The achievement is because of a full-stack platform of improvements in accelerators, methods and software program that each Eos and Microsoft Azure used within the newest spherical.
Eos and Azure each employed 10,752 H100 GPUs in separate submissions. They achieved inside 2% of the identical efficiency, demonstrating the effectivity of NVIDIA AI in knowledge heart and public-cloud deployments.
NVIDIA depends on Eos for a wide selection of essential jobs. It helps advance initiatives like NVIDIA DLSS, AI-powered software program for state-of-the-art pc graphics and NVIDIA Analysis tasks like ChipNeMo, generative AI instruments that assist design next-generation GPUs.
Advances Throughout Workloads
NVIDIA set a number of new data on this spherical along with making advances in generative AI.
For instance, H100 GPUs had been 1.6x quicker than the prior-round coaching recommender fashions broadly employed to assist customers discover what they’re on the lookout for on-line. Efficiency was up 1.8x on RetinaNet, a pc imaginative and prescient mannequin.
These will increase got here from a mix of advances in software program and scaled-up {hardware}.
NVIDIA was as soon as once more the one firm to run all MLPerf assessments. H100 GPUs demonstrated the quickest efficiency and the best scaling in every of the 9 benchmarks.
Speedups translate to quicker time to market, decrease prices and vitality financial savings for customers coaching huge LLMs or customizing them with frameworks like NeMo for the particular wants of their enterprise.
Eleven methods makers used the NVIDIA AI platform of their submissions this spherical, together with ASUS, Dell Applied sciences, Fujitsu, GIGABYTE, Lenovo, QCT and Supermicro.
NVIDIA companions take part in MLPerf as a result of they comprehend it’s a helpful instrument for patrons evaluating AI platforms and distributors.
HPC Benchmarks Broaden
In MLPerf HPC, a separate benchmark for AI-assisted simulations on supercomputers, H100 GPUs delivered as much as twice the efficiency of NVIDIA A100 Tensor Core GPUs within the final HPC spherical. The outcomes confirmed as much as 16x features for the reason that first MLPerf HPC spherical in 2019.
The benchmark included a brand new check that trains OpenFold, a mannequin that predicts the 3D construction of a protein from its sequence of amino acids. OpenFold can do in minutes important work for healthcare that used to take researchers weeks or months.
Understanding a protein’s construction is essential to discovering efficient medicine quick as a result of most medicine act on proteins, the mobile equipment that helps management many organic processes.
Within the MLPerf HPC check, H100 GPUs skilled OpenFold in 7.5 minutes. The OpenFold check is a consultant a part of your complete AlphaFold coaching course of that two years in the past took 11 days utilizing 128 accelerators.

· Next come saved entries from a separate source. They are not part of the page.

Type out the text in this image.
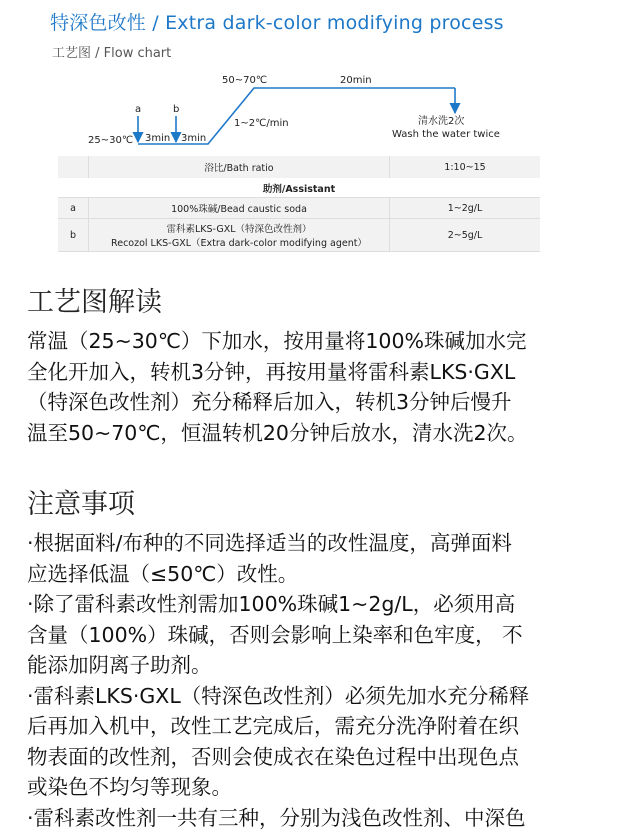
特深色改性 / Extra dark-color modifying process
工艺图 / Flow chart
50~70℃	20min
1~2℃/min
a	b
25~30℃ 3min 3min
清水洗2次
Wash the water twice
	浴比/Bath ratio	1:10~15
助剂/Assistant		
a	100%珠碱/Bead caustic soda	1~2g/L
b	雷科素LKS-GXL（特深色改性剂）
Recozol LKS-GXL（Extra dark-color modifying agent）	2~5g/L
工艺图解读
常温（25~30℃）下加水，按用量将100%珠碱加水完
全化开加入，转机3分钟，再按用量将雷科素LKS·GXL
（特深色改性剂）充分稀释后加入，转机3分钟后慢升
温至50~70℃，恒温转机20分钟后放水，清水洗2次。
注意事项
·根据面料/布种的不同选择适当的改性温度，高弹面料
应选择低温（≤50℃）改性。
·除了雷科素改性剂需加100%珠碱1~2g/L，必须用高
含量（100%）珠碱，否则会影响上染率和色牢度， 不
能添加阴离子助剂。
·雷科素LKS·GXL（特深色改性剂）必须先加水充分稀释
后再加入机中，改性工艺完成后，需充分洗净附着在织
物表面的改性剂，否则会使成衣在染色过程中出现色点
或染色不均匀等现象。
·雷科素改性剂一共有三种，分别为浅色改性剂、中深色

A model of the OpenFold mannequin and the software program NVIDIA used to coach it will likely be obtainable quickly in NVIDIA BioNeMo, a generative AI platform for drug discovery.
A number of companions made submissions on the NVIDIA AI platform on this spherical. They included Dell Applied sciences and supercomputing facilities at Clemson College, the Texas Superior Computing Heart and — with help from Hewlett Packard Enterprise (HPE) — Lawrence Berkeley Nationwide Laboratory.
Benchmarks With Broad Backing
Since its inception in Could 2018, the MLPerf benchmarks have loved broad backing from each trade and academia. Organizations that help them embody Amazon, Arm, Baidu, Google, Harvard, HPE, Intel, Lenovo, Meta, Microsoft, NVIDIA, Stanford College and the College of Toronto.
MLPerf assessments are clear and goal, so customers can depend on the outcomes to make knowledgeable shopping for selections.
All of the software program NVIDIA used is out there from the MLPerf repository, so all builders can get the identical world-class outcomes. These software program optimizations get constantly folded into containers obtainable on NGC, NVIDIA’s software program hub for GPU purposes.
Be taught extra about MLPerf and the main points of this spherical.